L'Allemagne va faire payer ses banques pour la crise
AFP
Bérlin - Prenant les devants en Europe, Berlin a adopté mercredi un projet de taxe bancaire censé éviter que le contribuable paye pour les faillites de banques, mais dont l'effet risque de n'être que symbolique.
Les sommes récoltées serviront à créer un fonds dans lequel puiser en cas de menace de faillite d'une banque jugée d'importance stratégique. Le montant de la taxe, à fixer dans un règlement ultérieur, sera fonction de la taille et du degré de risque des activités.
L'Allemagne, échaudée après des sauvetages publics très coûteux, prend donc les devants en Europe et dans le monde en lançant concrètement sa taxe bancaire.
Face à la crise financière, l'Etat allemand a dû nationaliser en catastrophe l'établissement spécialisé Hypo Real Estate (HRE), bénéficiaire de plus de 100 milliards d'euros de garanties publiques, ou encore entrer au capital de la Commerzbank.
Dans les deux cas, les banques ont bénéficié de gros versement en liquide d'argent public: 7,8 milliards pour HRE et 18,2 milliards pour Commerzbank.
Le gouvernement allemand n'a jusqu'ici pas donné de chiffres pour les recettes espérées, mais il a indiqué qu'en 2006, bonne année pour les banques, cette taxe aurait généré 1,3 milliard d'euros.
Il aurait donc fallu une vingtaine d'années bénéficiaires pour les banques afin de parvenir à sauver HRE et Commerzbank.
"Dans la pratique, c'est le contribuable qui continuera à payer" en cas de crise, déclare à l'AFP Konrad Becker, analyste des banques pour la maison Merck Finck.
Le gouvernement reste "étrangement impuissant", commentait pour sa part le quotidien Süddeutsche Zeitung dans un éditorial, ajoutant: "c'est une illusion de croire qu'une crise bancaire profonde pourra être résolue sans l'Etat."
L'Allemagne espère pourtant convaincre d'autres de s'inspirer de sa taxe.
Avec un sens certain de la litote, le ministre français au Budget François Baroin a reconnu mardi à l'issue d'une visite à Berlin qu'il restait "un travail pédagogique à faire", tant auprès des pays du G20 que des Européens.
Si la France et la Grande-Bretagne, par exemple, réfléchissent à une taxe bancaire, le Congrès américain a lui enterré un projet de prélèvement de 19 milliards d'euros, et le Canada comme les pays émergents ferraillent contre une telle idée.

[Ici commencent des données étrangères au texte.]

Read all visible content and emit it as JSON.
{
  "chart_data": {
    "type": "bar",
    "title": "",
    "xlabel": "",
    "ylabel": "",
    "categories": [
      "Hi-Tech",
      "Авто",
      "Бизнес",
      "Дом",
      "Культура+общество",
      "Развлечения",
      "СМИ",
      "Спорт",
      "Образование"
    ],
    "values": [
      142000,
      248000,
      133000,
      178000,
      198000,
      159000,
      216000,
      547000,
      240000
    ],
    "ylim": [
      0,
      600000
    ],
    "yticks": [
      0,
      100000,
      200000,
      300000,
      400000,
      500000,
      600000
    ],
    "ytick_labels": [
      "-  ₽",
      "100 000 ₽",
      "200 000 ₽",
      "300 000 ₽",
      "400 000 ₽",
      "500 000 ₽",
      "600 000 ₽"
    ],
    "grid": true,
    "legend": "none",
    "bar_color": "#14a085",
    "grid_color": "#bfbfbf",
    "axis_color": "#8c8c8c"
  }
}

"Ce n'est pas parce que l'on est seul à faire quelque chose de bien, qu'il ne faut pas le faire", estimait M. Becker.
Il n'en annonce pas moins que "la compétitivité des banques allemandes va souffrir, au moins à court terme."
Si la taxe bancaire risque de n'avoir qu'une portée presque symbolique, il n'en va pas de même pour d'autres volets du projet de loi, selon l'analyste.
Le texte adopté mercredi donne également la possibilité à l'Etat et à l'autorité de surveillance du secteur bancaire d'intervenir plus vite et de manière plus autoritaire lorsqu'une banque jugée d'importance stratégique donne des signes de faiblesse.
Le gouvernement aura ainsi le droit de liquider certains actifs de l'institution menacée, passant éventuellement outre l'avis des actionnaires.
"Cela va donner à réfléchir aux dirigeants et aux actionnaires", juge M. Becker, ajoutant: "L'idée de base est la suivante: nous ne laisserons plus les banques nous faire du chantage."